Just 40 hours after learning All-Star center DeMarcus Cousins would miss the remainder of the season, the reconfigured New Orleans Pelicans took the floor for the first time without him.
What looked like an easy transition in the early going eventually revealed how long the learning curve might be. A 21-point lead disappeared in less than a quarter, as the Los Angeles Clippers dominated the second half en route to a 112-103 win at the Smoothie King Center.
It marked the Pelicans' first loss in five games, but in many ways, this one felt like the start of a new season.
"If we win today, we're not going to think we've got it figured out,” coach Alvin Gentry said before the tip. "If we lose today, then we're not going to think the world's coming to an end. We're not dead. We just lost a good player."
But for a few stretches, it looked like the Pelicans might need to be re-birthed to maintain their playoff status.
Without Cousins to pull away defenders’ attention, the Clippers keyed on Anthony Davis and didn’t allow him many clean looks at the rim, forcing the Pelicans offense to attack from the outside.

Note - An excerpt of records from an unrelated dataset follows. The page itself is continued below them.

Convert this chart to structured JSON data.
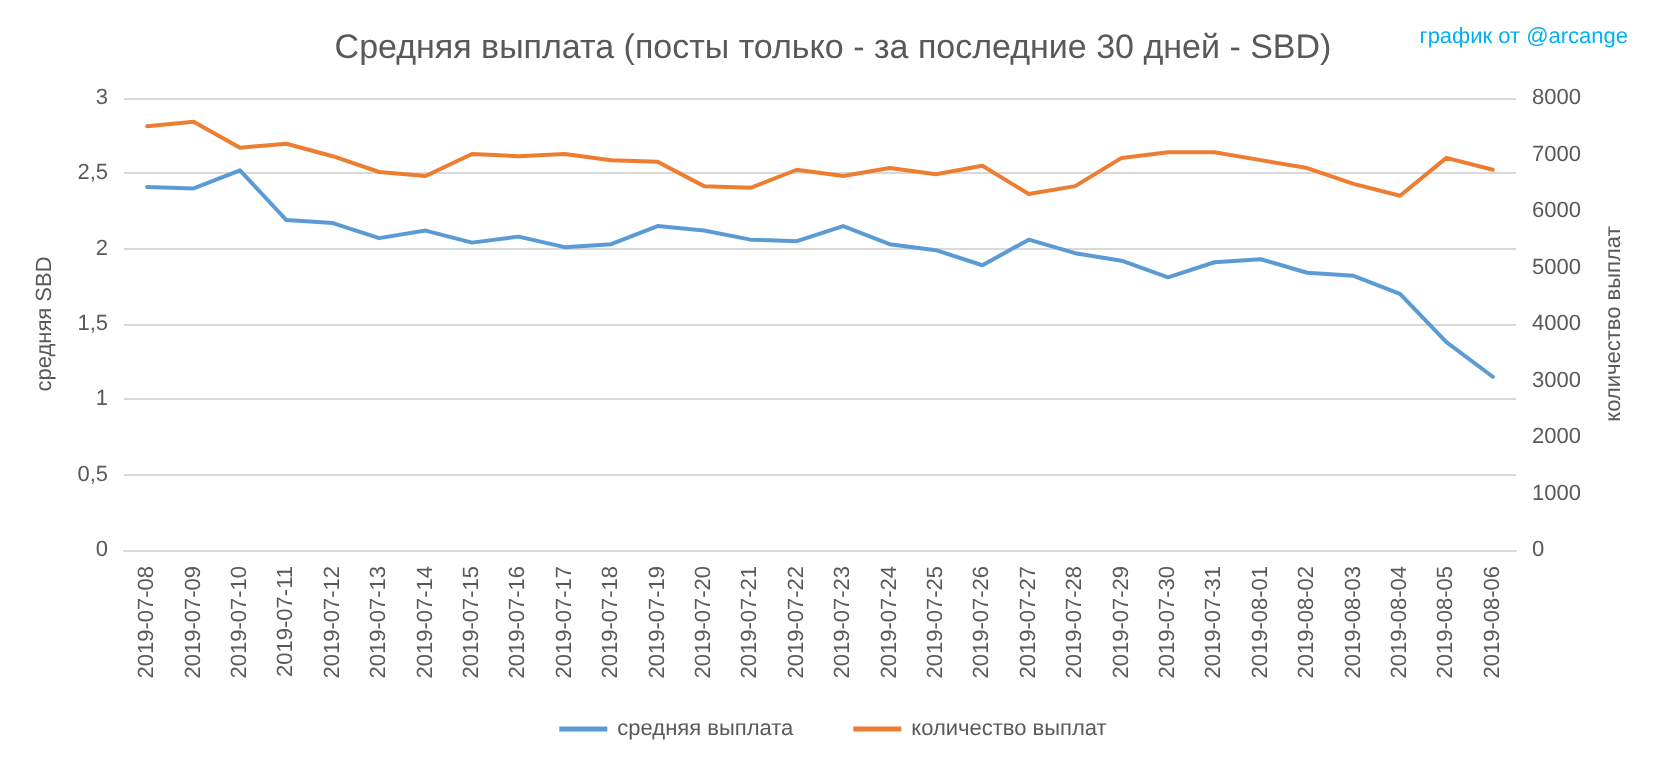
{
  "chart_data": {
    "type": "line",
    "title": "Средняя выплата (посты только - за последние 30 дней - SBD)",
    "ylabel": "средняя SBD",
    "y2label": "количество выплат",
    "annotations": [
      "график от @arcange"
    ],
    "categories": [
      "2019-07-08",
      "2019-07-09",
      "2019-07-10",
      "2019-07-11",
      "2019-07-12",
      "2019-07-13",
      "2019-07-14",
      "2019-07-15",
      "2019-07-16",
      "2019-07-17",
      "2019-07-18",
      "2019-07-19",
      "2019-07-20",
      "2019-07-21",
      "2019-07-22",
      "2019-07-23",
      "2019-07-24",
      "2019-07-25",
      "2019-07-26",
      "2019-07-27",
      "2019-07-28",
      "2019-07-29",
      "2019-07-30",
      "2019-07-31",
      "2019-08-01",
      "2019-08-02",
      "2019-08-03",
      "2019-08-04",
      "2019-08-05",
      "2019-08-06"
    ],
    "series": [
      {
        "name": "средняя выплата",
        "color": "#5b9bd5",
        "values": [
          2.41,
          2.4,
          2.52,
          2.19,
          2.17,
          2.07,
          2.12,
          2.04,
          2.08,
          2.01,
          2.03,
          2.15,
          2.12,
          2.06,
          2.05,
          2.15,
          2.03,
          1.99,
          1.89,
          2.06,
          1.97,
          1.92,
          1.81,
          1.91,
          1.93,
          1.84,
          1.82,
          1.7,
          1.38,
          1.15
        ]
      },
      {
        "name": "количество выплат",
        "color": "#ed7d31",
        "axis": "y2",
        "values": [
          7500,
          7580,
          7120,
          7190,
          6970,
          6690,
          6620,
          7010,
          6970,
          7010,
          6900,
          6870,
          6440,
          6410,
          6730,
          6620,
          6760,
          6650,
          6800,
          6300,
          6440,
          6940,
          7040,
          7040,
          6900,
          6760,
          6480,
          6270,
          6940,
          6730
        ]
      }
    ],
    "ylim": [
      0,
      3
    ],
    "yticks": [
      0,
      {
        "value": 0.5,
        "label": "0,5"
      },
      1,
      {
        "value": 1.5,
        "label": "1,5"
      },
      2,
      {
        "value": 2.5,
        "label": "2,5"
      },
      3
    ],
    "y2lim": [
      0,
      8000
    ],
    "y2ticks": [
      0,
      1000,
      2000,
      3000,
      4000,
      5000,
      6000,
      7000,
      8000
    ],
    "grid": "y",
    "legend": "bottom",
    "marker": "none",
    "line_style": "solid"
  }
}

“He’s not going to play against two or three guys, and that’s the challenge right now without DeMarcus out there,” Gentry said. “So, he has two or three guys on him, and he’s making the right basketball play.”
But many of the shots Davis created failed to fall.
As the once-big lead slipped away, New Orleans missed 11 consecutive 3-pointers. They finished just 9 of 34 (26.5 percent) from beyond the arc, and seven of those makes came during a first-half flurry.
“I think we got a lot of good, wide-open shots that we want to take,” Jrue Holiday said. “I think they all missed short because I think our legs were a little sluggish.”
It would stand to reason. Davis logged 41 minutes, tallying 25 points and 17 rebounds, while Holiday played 37 minutes, scoring 20.
It’s a new reality for the Pelicans, who already leaned heavily on their stars, but the burden of responsibility is distributed between two men instead of among three.
“If he’s tired, he tells me,” Gentry said of Davis’ extended workload. “I would like to play him 28 minutes, but that’s not feasible to do when you have an opportunity to win. That’s just the way it is.”
The icy shooting in the second half was precisely what the Pelicans couldn’t afford as Clippers star Blake Griffin heated up. And Griffin never slowed down, burying the dagger 3-pointer in the final minute to put the Clippers up three possessions and ending any hopes at a last-gasp run.
“The shots were open and we usually make those shots, but that’s just how it goes sometimes,” guard Ian Clark said. “I think we let it affect us some at the other end, too, and we can’t let that happen. I think part of what happened in the third quarter is we got in our heads and we didn’t play the rest of the game the right way with the right intensity.”
For many fans in the Smoothie King Center, some of the lineups likely prompted a second or third glance down at the floor.
Gentry’s decision to stagger Davis and Holiday’s minutes ensured one or the other would be on the floor at all times. It’s the same tactic he employed for Cousins and Davis, but without Cousins, it left some unique groupings learning to play together.
For example, late in the first quarter Holiday was joined by DeAndre Liggins, Omer Asik, Ian Clark and Darius Miller. It’s the first time that group has taken the floor this season.
But, the unorthodox look actually proved successful, outscoring L.A. by 10 points over eight minutes in first and second quarters and extending New Orleans' lead.
Davis played the whole second half, so that group didn't play together for the remainder of the game, but it was at least a glimpse into what’s possible.
“We made simple plays,” Clark said. “It was a brand new group, but we showed we can make it work, and with some practice time, it can get a lot better.”
Indeed, the Pelicans are forced to regroup and learn their first lesson about life without Cousins.
“It’s one game,” Gentry said. “We are going to go back and make adjustments and see what we can do, and see if we can make it a little bit better.”